Dern completed her work on "Focus" and "Novocaine" last year and also appears in "I Am Sam," a drama starring Sean Penn, which opens next month. In an era when many would agree that fully realized female film roles have been in short supply, Dern has certainly had her fair share. This is due in part to her willingness to take on unconventional--and sometimes even unsympathetic--characters, from her Oscar-nominated performance in "Rambling Rose" (1991) to the amoral "Citizen Ruth" (1996) to her appearance in the 1994 coming-out episode of the sitcom "Ellen," which earned her an Emmy nomination.

"I was raised in the '70s, and the performances and films that inspired me were movies about unexpected heroes," Dern, 34, recalls, "such as 'Norma Rae' and 'Julia' and 'Alice Doesn't Live Here Anymore'"--which co-starred Dern's mother, Diane Ladd, and in which the 7-year-old Laura (whose father is actor Bruce Dern) made her brief on-screen debut. "These were unlikely, flawed protagonists--and they were women. I loved that."

At first glance, Jean Noble, Dern's character in "Novocaine," appears flawless. Her outfits are color-coordinated from top to bottom. Even her mascara matches the hue du jour. And, as befits a dental hygienist engaged to be married to boss Frank Sangster (Steve Martin), she's got picket-fence-straight, gleaming white teeth. The prosthetic choppers were designed, according to writer-director David Atkins, along the lines of "Farrah Fawcett circa 'Charlie's Angels.'" And she's got the big, bouncy hair to match, too.
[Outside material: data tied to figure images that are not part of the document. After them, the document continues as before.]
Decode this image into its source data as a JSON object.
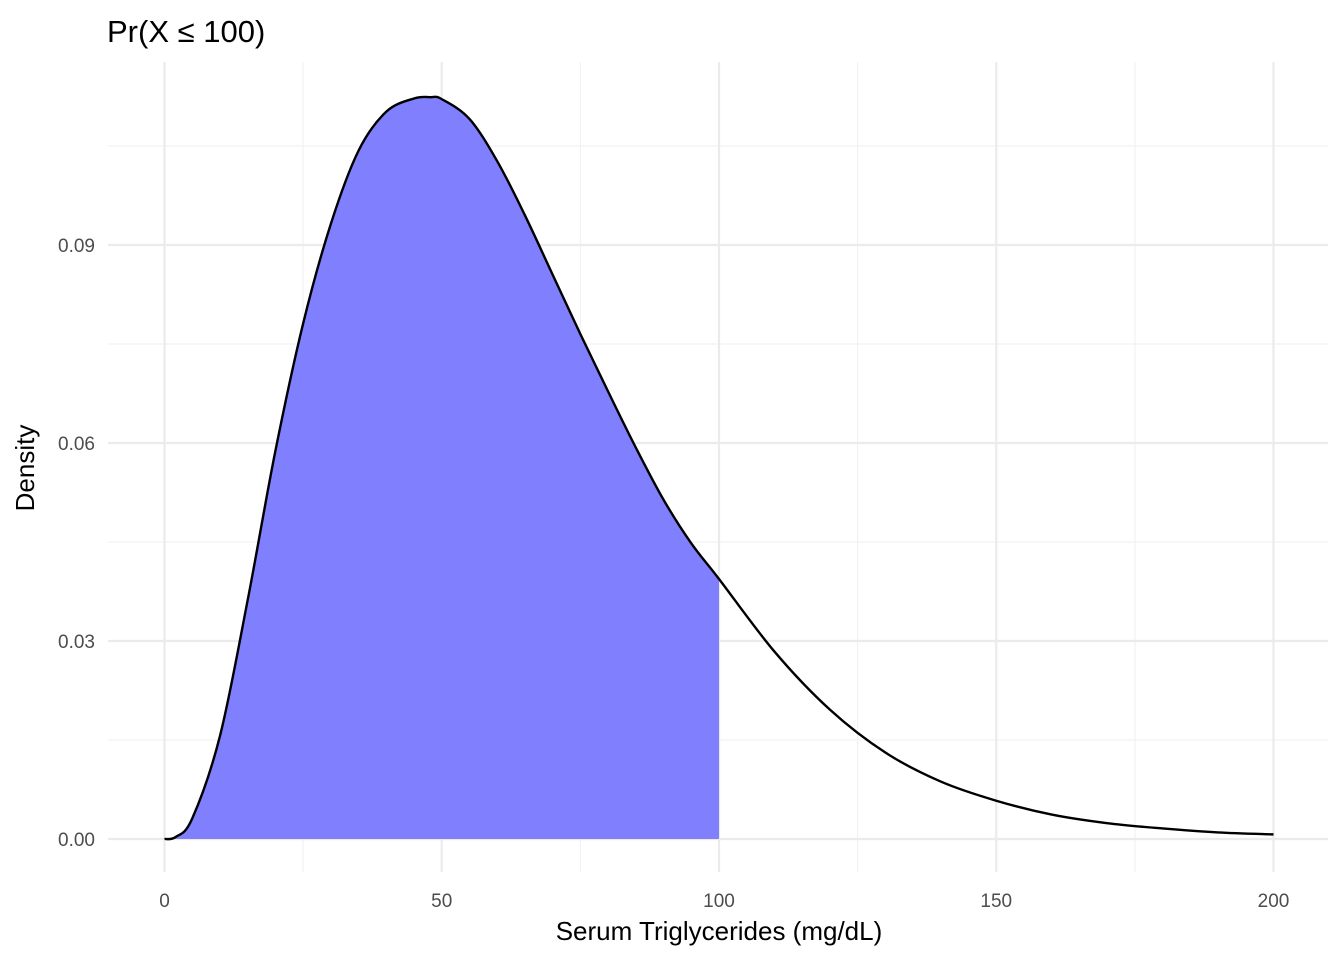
{
  "chart_data": {
    "type": "area",
    "title": "Pr(X ≤ 100)",
    "xlabel": "Serum Triglycerides (mg/dL)",
    "ylabel": "Density",
    "xlim": [
      0,
      200
    ],
    "ylim": [
      0,
      0.112
    ],
    "x_ticks": [
      0,
      50,
      100,
      150,
      200
    ],
    "x_tick_labels": [
      "0",
      "50",
      "100",
      "150",
      "200"
    ],
    "y_ticks": [
      0,
      0.03,
      0.06,
      0.09
    ],
    "y_tick_labels": [
      "0.00",
      "0.03",
      "0.06",
      "0.09"
    ],
    "grid": true,
    "shade_upper": 100,
    "colors": {
      "fill": "#8080ff",
      "line": "#000000"
    },
    "series": [
      {
        "x": [
          0,
          2,
          5,
          10,
          15,
          20,
          25,
          30,
          35,
          40,
          45,
          48,
          50,
          55,
          60,
          65,
          70,
          75,
          80,
          85,
          90,
          95,
          100,
          110,
          120,
          130,
          140,
          150,
          160,
          170,
          180,
          190,
          200
        ],
        "y": [
          0,
          0.0003,
          0.0031,
          0.0156,
          0.0362,
          0.0588,
          0.0781,
          0.0932,
          0.1043,
          0.1102,
          0.1122,
          0.1124,
          0.1121,
          0.1091,
          0.1027,
          0.0945,
          0.0855,
          0.0765,
          0.0678,
          0.0593,
          0.0514,
          0.0448,
          0.0394,
          0.0284,
          0.0196,
          0.0131,
          0.0087,
          0.0058,
          0.0037,
          0.0024,
          0.0016,
          0.001,
          0.0007
        ]
      }
    ]
  }
}
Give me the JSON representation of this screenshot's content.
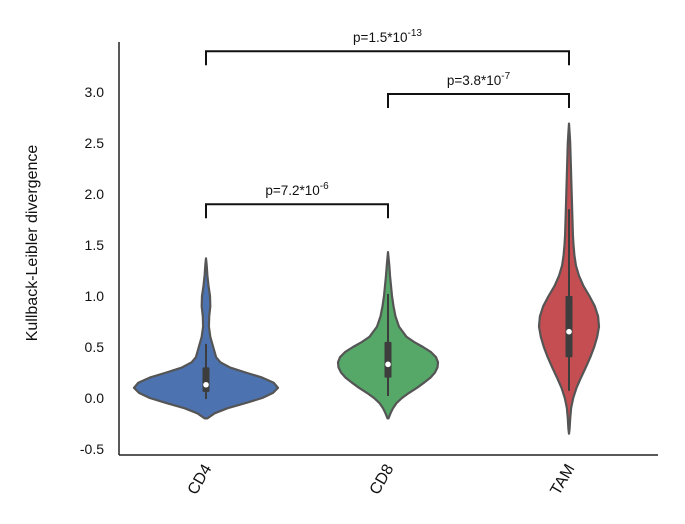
{
  "chart_data": {
    "type": "violin",
    "ylabel": "Kullback-Leibler  divergence",
    "xlabel": "",
    "ylim": [
      -0.55,
      3.45
    ],
    "yticks": [
      -0.5,
      0.0,
      0.5,
      1.0,
      1.5,
      2.0,
      2.5,
      3.0
    ],
    "ytick_labels": [
      "-0.5",
      "0.0",
      "0.5",
      "1.0",
      "1.5",
      "2.0",
      "2.5",
      "3.0"
    ],
    "categories": [
      "CD4",
      "CD8",
      "TAM"
    ],
    "grid": false,
    "violins": [
      {
        "category": "CD4",
        "color": "#4c72b0",
        "min": -0.2,
        "max": 1.37,
        "whisker_low": -0.01,
        "q1": 0.06,
        "median": 0.13,
        "q3": 0.3,
        "whisker_high": 0.53,
        "density": [
          [
            -0.2,
            0.02
          ],
          [
            -0.15,
            0.12
          ],
          [
            -0.1,
            0.3
          ],
          [
            -0.05,
            0.55
          ],
          [
            0.0,
            0.78
          ],
          [
            0.05,
            0.93
          ],
          [
            0.1,
            1.0
          ],
          [
            0.15,
            0.94
          ],
          [
            0.2,
            0.78
          ],
          [
            0.25,
            0.55
          ],
          [
            0.3,
            0.33
          ],
          [
            0.35,
            0.2
          ],
          [
            0.4,
            0.14
          ],
          [
            0.5,
            0.1
          ],
          [
            0.6,
            0.06
          ],
          [
            0.7,
            0.04
          ],
          [
            0.8,
            0.045
          ],
          [
            0.9,
            0.06
          ],
          [
            1.0,
            0.055
          ],
          [
            1.1,
            0.035
          ],
          [
            1.2,
            0.02
          ],
          [
            1.3,
            0.01
          ],
          [
            1.37,
            0.0
          ]
        ]
      },
      {
        "category": "CD8",
        "color": "#55a868",
        "min": -0.2,
        "max": 1.43,
        "whisker_low": 0.02,
        "q1": 0.2,
        "median": 0.33,
        "q3": 0.55,
        "whisker_high": 1.02,
        "density": [
          [
            -0.2,
            0.01
          ],
          [
            -0.15,
            0.05
          ],
          [
            -0.1,
            0.1
          ],
          [
            -0.05,
            0.17
          ],
          [
            0.0,
            0.28
          ],
          [
            0.05,
            0.42
          ],
          [
            0.1,
            0.58
          ],
          [
            0.15,
            0.72
          ],
          [
            0.2,
            0.85
          ],
          [
            0.25,
            0.94
          ],
          [
            0.3,
            0.99
          ],
          [
            0.35,
            1.0
          ],
          [
            0.4,
            0.96
          ],
          [
            0.45,
            0.86
          ],
          [
            0.5,
            0.7
          ],
          [
            0.55,
            0.52
          ],
          [
            0.6,
            0.37
          ],
          [
            0.7,
            0.22
          ],
          [
            0.8,
            0.15
          ],
          [
            0.9,
            0.11
          ],
          [
            1.0,
            0.08
          ],
          [
            1.1,
            0.06
          ],
          [
            1.2,
            0.04
          ],
          [
            1.3,
            0.025
          ],
          [
            1.43,
            0.0
          ]
        ]
      },
      {
        "category": "TAM",
        "color": "#c44e52",
        "min": -0.35,
        "max": 2.69,
        "whisker_low": 0.07,
        "q1": 0.4,
        "median": 0.65,
        "q3": 1.0,
        "whisker_high": 1.85,
        "density": [
          [
            -0.35,
            0.0
          ],
          [
            -0.3,
            0.02
          ],
          [
            -0.2,
            0.04
          ],
          [
            -0.1,
            0.07
          ],
          [
            0.0,
            0.14
          ],
          [
            0.1,
            0.25
          ],
          [
            0.2,
            0.4
          ],
          [
            0.3,
            0.56
          ],
          [
            0.4,
            0.71
          ],
          [
            0.5,
            0.84
          ],
          [
            0.6,
            0.94
          ],
          [
            0.7,
            1.0
          ],
          [
            0.8,
            0.97
          ],
          [
            0.9,
            0.86
          ],
          [
            1.0,
            0.68
          ],
          [
            1.1,
            0.48
          ],
          [
            1.2,
            0.33
          ],
          [
            1.3,
            0.23
          ],
          [
            1.4,
            0.18
          ],
          [
            1.5,
            0.15
          ],
          [
            1.6,
            0.13
          ],
          [
            1.7,
            0.12
          ],
          [
            1.8,
            0.11
          ],
          [
            1.9,
            0.1
          ],
          [
            2.0,
            0.09
          ],
          [
            2.1,
            0.08
          ],
          [
            2.2,
            0.07
          ],
          [
            2.3,
            0.06
          ],
          [
            2.4,
            0.05
          ],
          [
            2.5,
            0.04
          ],
          [
            2.6,
            0.02
          ],
          [
            2.69,
            0.0
          ]
        ]
      }
    ],
    "annotations": [
      {
        "from": "CD4",
        "to": "CD8",
        "y": 1.9,
        "label_prefix": "p=7.2*10",
        "label_exp": "-6"
      },
      {
        "from": "CD8",
        "to": "TAM",
        "y": 2.98,
        "label_prefix": "p=3.8*10",
        "label_exp": "-7"
      },
      {
        "from": "CD4",
        "to": "TAM",
        "y": 3.4,
        "label_prefix": "p=1.5*10",
        "label_exp": "-13"
      }
    ]
  }
}
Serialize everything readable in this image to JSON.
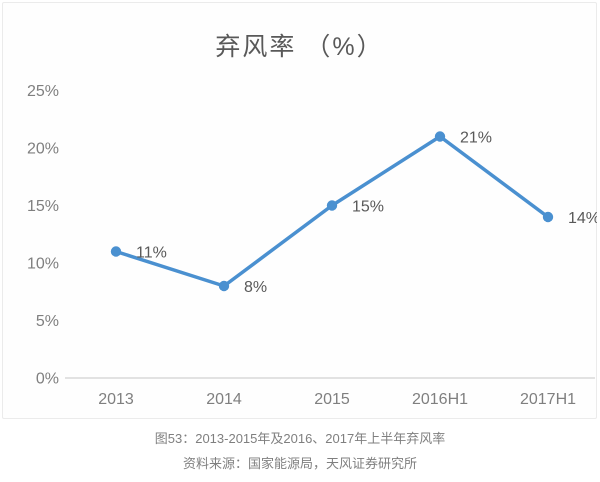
{
  "chart_data": {
    "type": "line",
    "title": "弃风率 （%）",
    "categories": [
      "2013",
      "2014",
      "2015",
      "2016H1",
      "2017H1"
    ],
    "values": [
      11,
      8,
      15,
      21,
      14
    ],
    "data_labels": [
      "11%",
      "8%",
      "15%",
      "21%",
      "14%"
    ],
    "y_tick_labels": [
      "0%",
      "5%",
      "10%",
      "15%",
      "20%",
      "25%"
    ],
    "y_tick_values": [
      0,
      5,
      10,
      15,
      20,
      25
    ],
    "ylim": [
      0,
      25
    ],
    "xlabel": "",
    "ylabel": "",
    "grid": false,
    "legend": "none",
    "colors": {
      "line": "#4a90d0",
      "marker": "#4a90d0",
      "axis_line": "#d9d9d9",
      "title_text": "#595959",
      "tick_text": "#7f7f7f",
      "data_label_text": "#595959"
    }
  },
  "caption": {
    "figure_label": "图53：2013-2015年及2016、2017年上半年弃风率",
    "source": "资料来源：国家能源局，天风证券研究所"
  }
}
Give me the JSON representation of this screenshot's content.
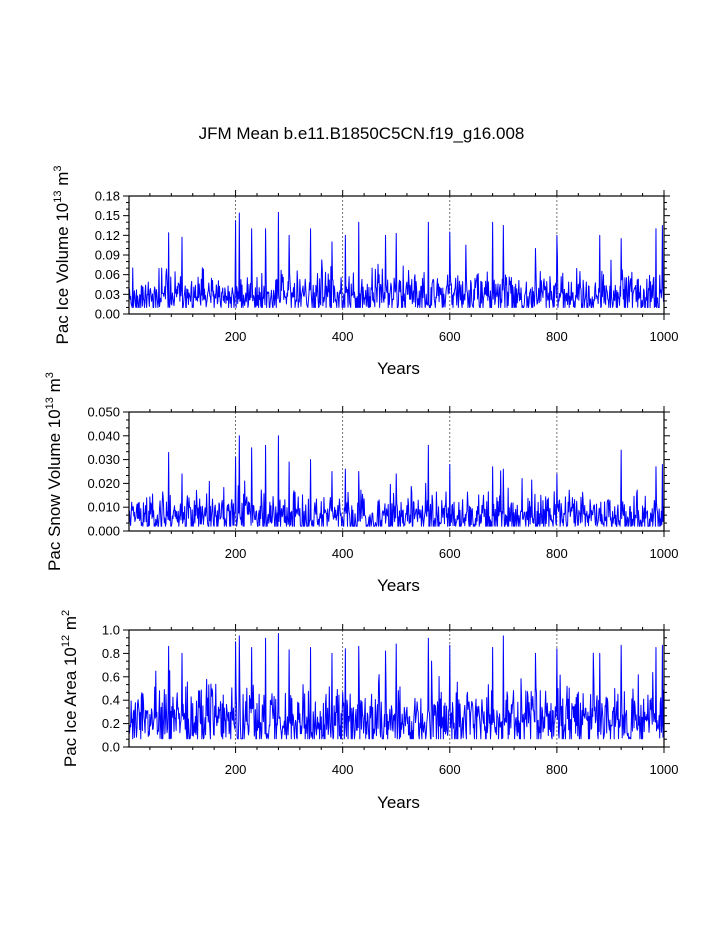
{
  "title": "JFM Mean b.e11.B1850C5CN.f19_g16.008",
  "line_color": "#0000ff",
  "chart_data": [
    {
      "type": "line",
      "ylabel_main": "Pac Ice Volume 10",
      "ylabel_exp": "13",
      "ylabel_unit": " m",
      "ylabel_unit_exp": "3",
      "xlabel": "Years",
      "xlim": [
        1,
        1000
      ],
      "ylim": [
        0,
        0.18
      ],
      "xticks": [
        200,
        400,
        600,
        800,
        1000
      ],
      "xtick_labels": [
        "200",
        "400",
        "600",
        "800",
        "1000"
      ],
      "yticks": [
        0,
        0.03,
        0.06,
        0.09,
        0.12,
        0.15,
        0.18
      ],
      "ytick_labels": [
        "0.00",
        "0.03",
        "0.06",
        "0.09",
        "0.12",
        "0.15",
        "0.18"
      ],
      "gridlines_x": [
        200,
        400,
        600,
        800
      ],
      "series": [
        {
          "name": "Pac Ice Volume",
          "mean": 0.046,
          "sd": 0.016,
          "floor": 0.01,
          "peaks": [
            [
              75,
              0.124
            ],
            [
              100,
              0.117
            ],
            [
              200,
              0.142
            ],
            [
              207,
              0.154
            ],
            [
              230,
              0.13
            ],
            [
              256,
              0.13
            ],
            [
              280,
              0.155
            ],
            [
              300,
              0.12
            ],
            [
              340,
              0.13
            ],
            [
              380,
              0.11
            ],
            [
              405,
              0.12
            ],
            [
              430,
              0.14
            ],
            [
              480,
              0.12
            ],
            [
              500,
              0.123
            ],
            [
              560,
              0.14
            ],
            [
              600,
              0.125
            ],
            [
              630,
              0.105
            ],
            [
              680,
              0.14
            ],
            [
              700,
              0.135
            ],
            [
              760,
              0.1
            ],
            [
              800,
              0.12
            ],
            [
              880,
              0.12
            ],
            [
              920,
              0.115
            ],
            [
              985,
              0.13
            ],
            [
              997,
              0.135
            ]
          ],
          "seed": 11
        }
      ]
    },
    {
      "type": "line",
      "ylabel_main": "Pac Snow Volume 10",
      "ylabel_exp": "13",
      "ylabel_unit": " m",
      "ylabel_unit_exp": "3",
      "xlabel": "Years",
      "xlim": [
        1,
        1000
      ],
      "ylim": [
        0,
        0.05
      ],
      "xticks": [
        200,
        400,
        600,
        800,
        1000
      ],
      "xtick_labels": [
        "200",
        "400",
        "600",
        "800",
        "1000"
      ],
      "yticks": [
        0,
        0.01,
        0.02,
        0.03,
        0.04,
        0.05
      ],
      "ytick_labels": [
        "0.000",
        "0.010",
        "0.020",
        "0.030",
        "0.040",
        "0.050"
      ],
      "gridlines_x": [
        200,
        400,
        600,
        800
      ],
      "series": [
        {
          "name": "Pac Snow Volume",
          "mean": 0.0105,
          "sd": 0.0045,
          "floor": 0.002,
          "peaks": [
            [
              75,
              0.033
            ],
            [
              100,
              0.024
            ],
            [
              200,
              0.031
            ],
            [
              207,
              0.04
            ],
            [
              230,
              0.035
            ],
            [
              256,
              0.036
            ],
            [
              280,
              0.04
            ],
            [
              300,
              0.029
            ],
            [
              340,
              0.03
            ],
            [
              380,
              0.025
            ],
            [
              405,
              0.026
            ],
            [
              430,
              0.025
            ],
            [
              500,
              0.024
            ],
            [
              560,
              0.036
            ],
            [
              600,
              0.028
            ],
            [
              680,
              0.027
            ],
            [
              700,
              0.026
            ],
            [
              800,
              0.024
            ],
            [
              920,
              0.034
            ],
            [
              985,
              0.027
            ],
            [
              997,
              0.028
            ]
          ],
          "seed": 23
        }
      ]
    },
    {
      "type": "line",
      "ylabel_main": "Pac Ice Area 10",
      "ylabel_exp": "12",
      "ylabel_unit": " m",
      "ylabel_unit_exp": "2",
      "xlabel": "Years",
      "xlim": [
        1,
        1000
      ],
      "ylim": [
        0,
        1.0
      ],
      "xticks": [
        200,
        400,
        600,
        800,
        1000
      ],
      "xtick_labels": [
        "200",
        "400",
        "600",
        "800",
        "1000"
      ],
      "yticks": [
        0,
        0.2,
        0.4,
        0.6,
        0.8,
        1.0
      ],
      "ytick_labels": [
        "0.0",
        "0.2",
        "0.4",
        "0.6",
        "0.8",
        "1.0"
      ],
      "gridlines_x": [
        200,
        400,
        600,
        800
      ],
      "series": [
        {
          "name": "Pac Ice Area",
          "mean": 0.4,
          "sd": 0.13,
          "floor": 0.07,
          "peaks": [
            [
              75,
              0.86
            ],
            [
              100,
              0.8
            ],
            [
              200,
              0.9
            ],
            [
              207,
              0.95
            ],
            [
              230,
              0.85
            ],
            [
              256,
              0.93
            ],
            [
              280,
              0.97
            ],
            [
              300,
              0.83
            ],
            [
              340,
              0.85
            ],
            [
              380,
              0.8
            ],
            [
              405,
              0.84
            ],
            [
              430,
              0.86
            ],
            [
              480,
              0.82
            ],
            [
              500,
              0.88
            ],
            [
              560,
              0.93
            ],
            [
              600,
              0.87
            ],
            [
              680,
              0.85
            ],
            [
              700,
              0.95
            ],
            [
              760,
              0.8
            ],
            [
              800,
              0.84
            ],
            [
              880,
              0.8
            ],
            [
              920,
              0.87
            ],
            [
              985,
              0.85
            ],
            [
              997,
              0.87
            ]
          ],
          "seed": 37
        }
      ]
    }
  ]
}
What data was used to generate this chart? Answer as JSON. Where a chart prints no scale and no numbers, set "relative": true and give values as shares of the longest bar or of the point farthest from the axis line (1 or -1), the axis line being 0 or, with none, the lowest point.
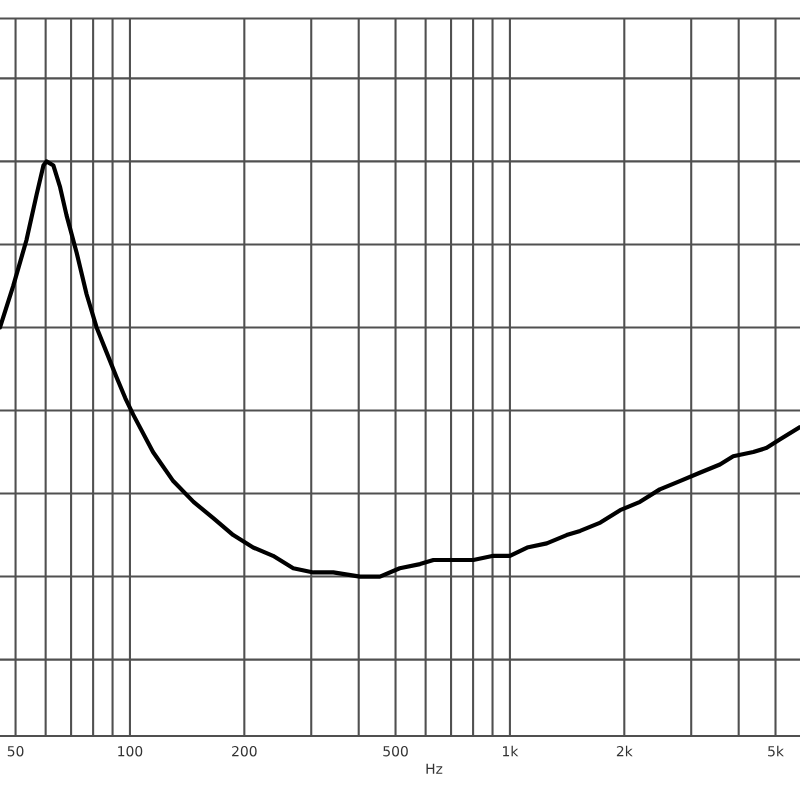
{
  "chart_data": {
    "type": "line",
    "xlabel": "Hz",
    "relative": true,
    "log": "x",
    "grid": true,
    "xlim": [
      45.5,
      5800
    ],
    "xticks": [
      50,
      {
        "value": 60,
        "label": null
      },
      {
        "value": 70,
        "label": null
      },
      {
        "value": 80,
        "label": null
      },
      {
        "value": 90,
        "label": null
      },
      100,
      200,
      {
        "value": 300,
        "label": null
      },
      {
        "value": 400,
        "label": null
      },
      500,
      {
        "value": 600,
        "label": null
      },
      {
        "value": 700,
        "label": null
      },
      {
        "value": 800,
        "label": null
      },
      {
        "value": 900,
        "label": null
      },
      {
        "value": 1000,
        "label": "1k"
      },
      {
        "value": 2000,
        "label": "2k"
      },
      {
        "value": 3000,
        "label": null
      },
      {
        "value": 4000,
        "label": null
      },
      {
        "value": 5000,
        "label": "5k"
      }
    ],
    "color": "#000000",
    "x": [
      45.5,
      49.3,
      53.4,
      56.8,
      59.2,
      60.3,
      62.9,
      65.4,
      68.1,
      72.4,
      76.9,
      81.7,
      86.8,
      92.2,
      97.2,
      102,
      115,
      130,
      147,
      166,
      187,
      211,
      238,
      269,
      304,
      343,
      403,
      455,
      513,
      580,
      629,
      710,
      801,
      905,
      1000,
      1110,
      1250,
      1410,
      1530,
      1730,
      1950,
      2200,
      2480,
      2800,
      3160,
      3570,
      3870,
      4370,
      4740,
      5130,
      5800
    ],
    "values": [
      0.6,
      0.7,
      0.81,
      0.92,
      0.99,
      1.0,
      0.99,
      0.94,
      0.87,
      0.78,
      0.68,
      0.6,
      0.54,
      0.48,
      0.43,
      0.39,
      0.3,
      0.23,
      0.18,
      0.14,
      0.1,
      0.07,
      0.05,
      0.02,
      0.01,
      0.01,
      0,
      0,
      0.02,
      0.03,
      0.04,
      0.04,
      0.04,
      0.05,
      0.05,
      0.07,
      0.08,
      0.1,
      0.11,
      0.13,
      0.16,
      0.18,
      0.21,
      0.23,
      0.25,
      0.27,
      0.29,
      0.3,
      0.31,
      0.33,
      0.36
    ]
  }
}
But there's a flip side to Jean, and it eventually becomes clear that underneath the picture-perfect facade she is a bundle of insecurities desperate to maintain control--whatever the cost. "She's a hoot," Dern remarks about her on-screen persona. "Jean is so wonderfully self-absorbed. She's this seemingly together woman who has to be in control of absolutely everything."

The actress was admittedly a bit disturbed when she learned Atkins had written the role with her in mind. "God only knows what twisted thing I did in the movies that made him think I was right for it."

Explains Atkins: "I envisioned Laura's character as a cross between the roles she played in 'Blue Velvet' and 'Wild at Heart,' with the added touch that she was an obsessive-compulsive dental hygienist control freak. And what was amazing was that when I sat down and met with Laura for the first time, we started talking and within five minutes, in front of my eyes, she transformed into the character. Suddenly she became Jean Noble."

Dern adds, "I think what David wanted was someone to be without fear, in terms of trying to find a way to make Jean extremely neurotic without giving away the story too much. It's such an interesting time to be focusing on issues like fear and control, because none of us can control anything these days.

"I love taking on characters that scare me," Dern says. "But I've never really had a passion to be in a movie that scares me," she continues, drawing a distinction that perhaps explains why audiences haven't seen her struggling through a woman-in-jeopardy genre film. Dern is best known for her work in independent features, her starring role in "Jurassic Park" (1993) and brief appearance in "Jurassic Park 3" notwithstanding.

"It's certainly not a case of, 'Oh I work in the independent world because it's better,' because I don't think that's necessarily the case," she says. "I've always done both studio and independent films, and I hope to always continue to do both. But from the beginning of my career I've been a fan of independent movies, because often it's a world that's more risk-taking."